Im very new to video processing and now I am stuck decoding my H.264 RTSP-Stream with FFmpeg and VideoToolbox in Swift.
Currently I am a bit overwhelmed extracting sps and pps
-> Where are they stored? I have the following options getting data
- AVFrame.data
- AVFrame.extended_data
- AVFrame.metadata
- AVPacket.data
- AVPacket.side_data
- AVCodecContext.extra_data
.. and so on
For now I am working with AVCodecContext.extra_data
, but this seems a bit different to the example from here
My code for getting SPS and PPS is this one
private func receiveRawFrame(frame:AVFrame,codecContext:AVCodecContext){
//Get the extradata, where the SPS and the PPS is stored?
let codecContextExtraData:UnsafeMutablePointer<UInt8> = codecContext.extradata
let startCodeIndex = 0
var secondStartCodeIndex = 0
var thirdStartCodeIndex = 0
var naluType = self.getNaluType(naluTypeRaw: codecContextExtraData[startCodeIndex + 4] & 0x1F)
if naluType == .sps{
print("Yeah SPS")
for i in startCodeIndex+4...startCodeIndex + 40{
if (codecContextExtraData[Int(i)] == 0x00 && codecContextExtraData[Int(i)+1] == 0x00 && codecContextExtraData[Int(i)+2] == 0x00 && codecContextExtraData[Int(i)+3] == 0x01){
secondStartCodeIndex = i
spsSize = i
break
}
}
let secondNaluTypeRaw = (codecContextExtraData[Int(secondStartCodeIndex) + 4] & 0x1F)

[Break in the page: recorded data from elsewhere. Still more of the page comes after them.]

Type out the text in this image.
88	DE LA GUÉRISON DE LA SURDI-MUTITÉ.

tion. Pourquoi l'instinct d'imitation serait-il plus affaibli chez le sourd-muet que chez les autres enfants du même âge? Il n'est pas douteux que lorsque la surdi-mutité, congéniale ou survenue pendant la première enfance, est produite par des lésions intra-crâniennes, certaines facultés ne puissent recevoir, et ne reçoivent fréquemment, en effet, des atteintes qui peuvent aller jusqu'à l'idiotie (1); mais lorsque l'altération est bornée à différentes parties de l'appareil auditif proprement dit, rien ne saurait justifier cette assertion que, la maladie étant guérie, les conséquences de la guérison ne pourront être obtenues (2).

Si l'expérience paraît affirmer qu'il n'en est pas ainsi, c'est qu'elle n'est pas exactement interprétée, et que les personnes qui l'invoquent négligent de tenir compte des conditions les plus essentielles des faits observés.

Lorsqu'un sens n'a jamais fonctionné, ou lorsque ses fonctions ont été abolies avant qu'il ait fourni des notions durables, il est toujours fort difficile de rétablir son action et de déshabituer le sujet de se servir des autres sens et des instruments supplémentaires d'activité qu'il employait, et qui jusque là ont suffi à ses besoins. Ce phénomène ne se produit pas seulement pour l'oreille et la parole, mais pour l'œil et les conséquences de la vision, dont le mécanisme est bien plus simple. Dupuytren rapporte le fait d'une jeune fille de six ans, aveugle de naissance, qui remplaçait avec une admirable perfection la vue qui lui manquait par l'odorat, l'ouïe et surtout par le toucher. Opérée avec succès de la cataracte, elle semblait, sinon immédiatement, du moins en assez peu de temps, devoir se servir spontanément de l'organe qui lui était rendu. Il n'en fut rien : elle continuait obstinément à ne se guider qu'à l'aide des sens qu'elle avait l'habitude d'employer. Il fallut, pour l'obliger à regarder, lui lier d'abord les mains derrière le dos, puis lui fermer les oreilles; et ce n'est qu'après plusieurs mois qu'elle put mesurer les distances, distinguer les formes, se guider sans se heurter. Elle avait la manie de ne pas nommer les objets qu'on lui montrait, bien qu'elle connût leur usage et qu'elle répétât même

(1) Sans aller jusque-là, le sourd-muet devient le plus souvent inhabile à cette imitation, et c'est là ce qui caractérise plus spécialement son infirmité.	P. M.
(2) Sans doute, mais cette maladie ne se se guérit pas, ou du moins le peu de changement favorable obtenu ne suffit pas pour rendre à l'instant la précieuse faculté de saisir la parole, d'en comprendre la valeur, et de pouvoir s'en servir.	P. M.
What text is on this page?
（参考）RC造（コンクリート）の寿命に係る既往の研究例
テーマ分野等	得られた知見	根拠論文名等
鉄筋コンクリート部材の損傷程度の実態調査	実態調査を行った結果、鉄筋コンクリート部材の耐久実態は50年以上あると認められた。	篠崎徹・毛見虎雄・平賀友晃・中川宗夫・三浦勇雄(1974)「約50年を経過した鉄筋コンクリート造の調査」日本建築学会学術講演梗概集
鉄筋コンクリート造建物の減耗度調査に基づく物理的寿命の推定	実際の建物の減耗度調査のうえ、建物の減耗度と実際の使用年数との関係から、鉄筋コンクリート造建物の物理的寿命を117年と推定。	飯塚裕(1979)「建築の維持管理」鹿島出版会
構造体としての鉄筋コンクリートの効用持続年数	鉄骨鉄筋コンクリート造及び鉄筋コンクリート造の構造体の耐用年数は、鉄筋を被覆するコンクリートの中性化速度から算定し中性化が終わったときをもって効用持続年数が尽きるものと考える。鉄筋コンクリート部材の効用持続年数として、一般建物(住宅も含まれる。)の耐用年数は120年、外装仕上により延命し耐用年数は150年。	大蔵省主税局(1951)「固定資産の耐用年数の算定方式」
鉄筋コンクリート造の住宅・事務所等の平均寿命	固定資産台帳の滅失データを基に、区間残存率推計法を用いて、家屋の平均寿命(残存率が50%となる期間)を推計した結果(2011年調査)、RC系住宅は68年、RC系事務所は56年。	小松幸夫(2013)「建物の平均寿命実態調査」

naluType = self.getNaluType(naluTypeRaw: secondNaluTypeRaw)
}
if naluType == .pps{
print("Yeah PPS")
for i in (spsSize+4)..<(spsSize+30){
if (codecContextExtraData[Int(i)] == 0x00 && codecContextExtraData[Int(i)+1] == 0x00 && codecContextExtraData[Int(i)+2] == 0x00 && codecContextExtraData[Int(i)+3] == 0x01){
print("Never gets here")
break
}
}
}
else{
print("other -> TBD")
}
}
}
Further function to get the naluType:
private func getNaluType(naluTypeRaw:UInt8) -> NaluType {
switch naluTypeRaw {
case 0: return .pframe
case 5: return .iframe
case 7: return .sps
case 8: return .pps
default:
return .unknown
}
}
With this custom enumerator:
enum NaluType {
case sps
case pps
case pframe
case iframe
case unknown
}
As you can see in the comment of the receiveRawFrame
function, I never get the third NALU. When I print the AVCodecContext.extraData
from [0]
to [50]
I get the following output
0 0 0 1 103 66 192 30 217 3 197 104 64 0 0 3 0 64 0 0 12 3 197 139 146 0 0 0 1 104 203 140 178 0 0 0 0 0 0 0 0 0 0 0 0 0 0 0 0 0 0
Now it makes sense, that I never get the third NALU, because there are only 2 StartCodes, but where is the rest?